Throughout this study, the term “sodium-ion battery” has been emphasized to highlight the focus of our research. The repeated mention of sodium-ion battery underscores its importance in the context of energy storage innovation. We believe that the strategies presented here—pre-sodiation of hard carbon anodes and the use of polyphenylene sulfide based solid-state separators—can be extended to other battery chemistries, potentially inspiring new developments in the field. The quasi-solid-state configuration, in particular, offers a balance between the high ionic conductivity of liquid electrolytes and the safety benefits of solid-state systems, making it an attractive option for next-generation sodium-ion batteries.
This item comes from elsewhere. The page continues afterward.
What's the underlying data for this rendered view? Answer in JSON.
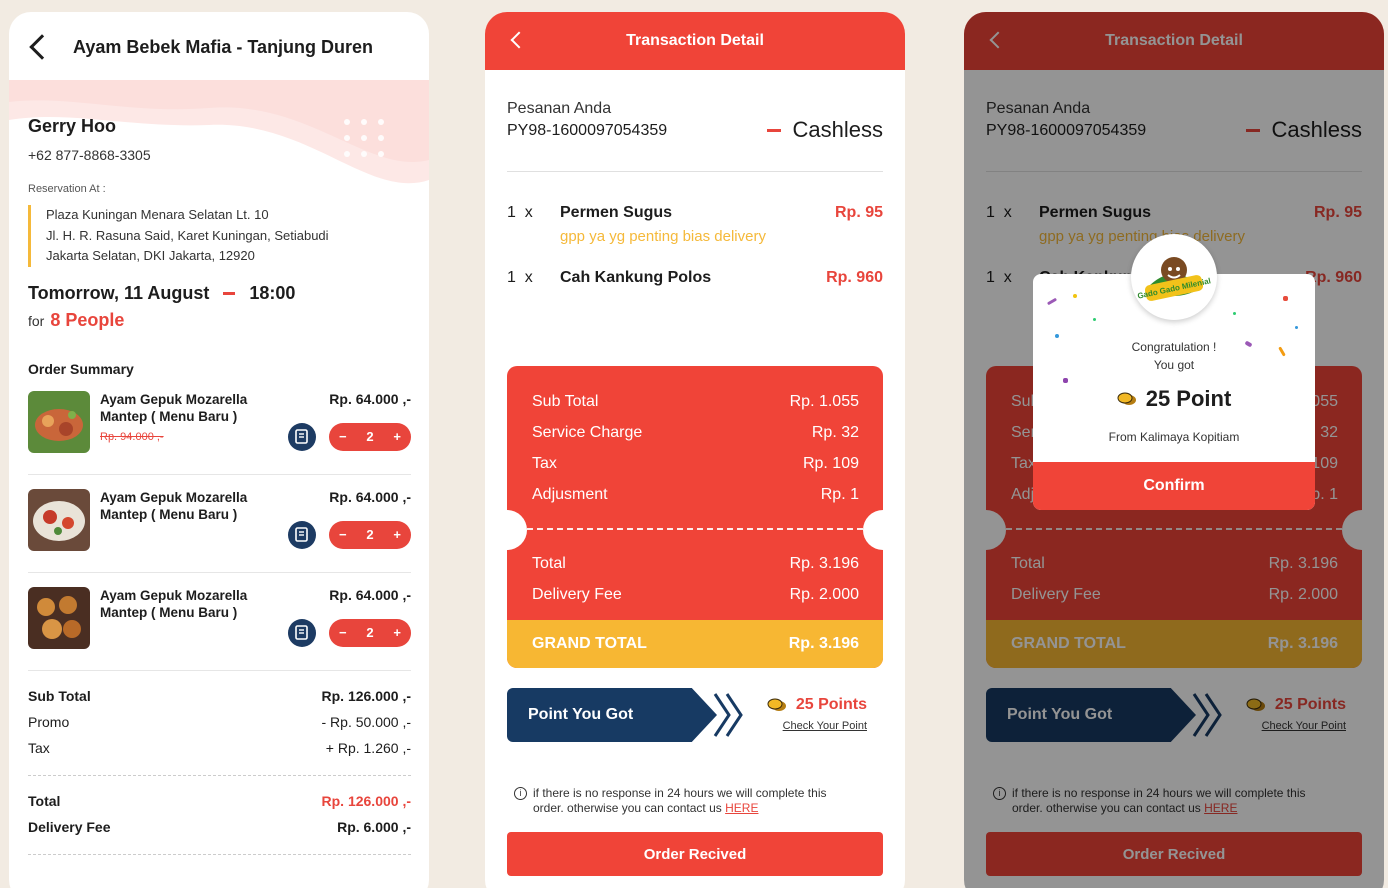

In conclusion, our work demonstrates a significant step forward in sodium-ion battery technology. The combination of a pre-sodiated hard carbon anode and a polyethylene-polyphenylene sulfide based composite solid-state separator results in a sodium-ion battery with enhanced cycle life, high energy density, and improved safety. These advancements address critical challenges in sodium-ion battery development and pave the way for their commercialization in energy storage markets. As research progresses, we anticipate further refinements that will unlock the full potential of sodium-ion batteries, contributing to a more sustainable and resilient energy infrastructure worldwide.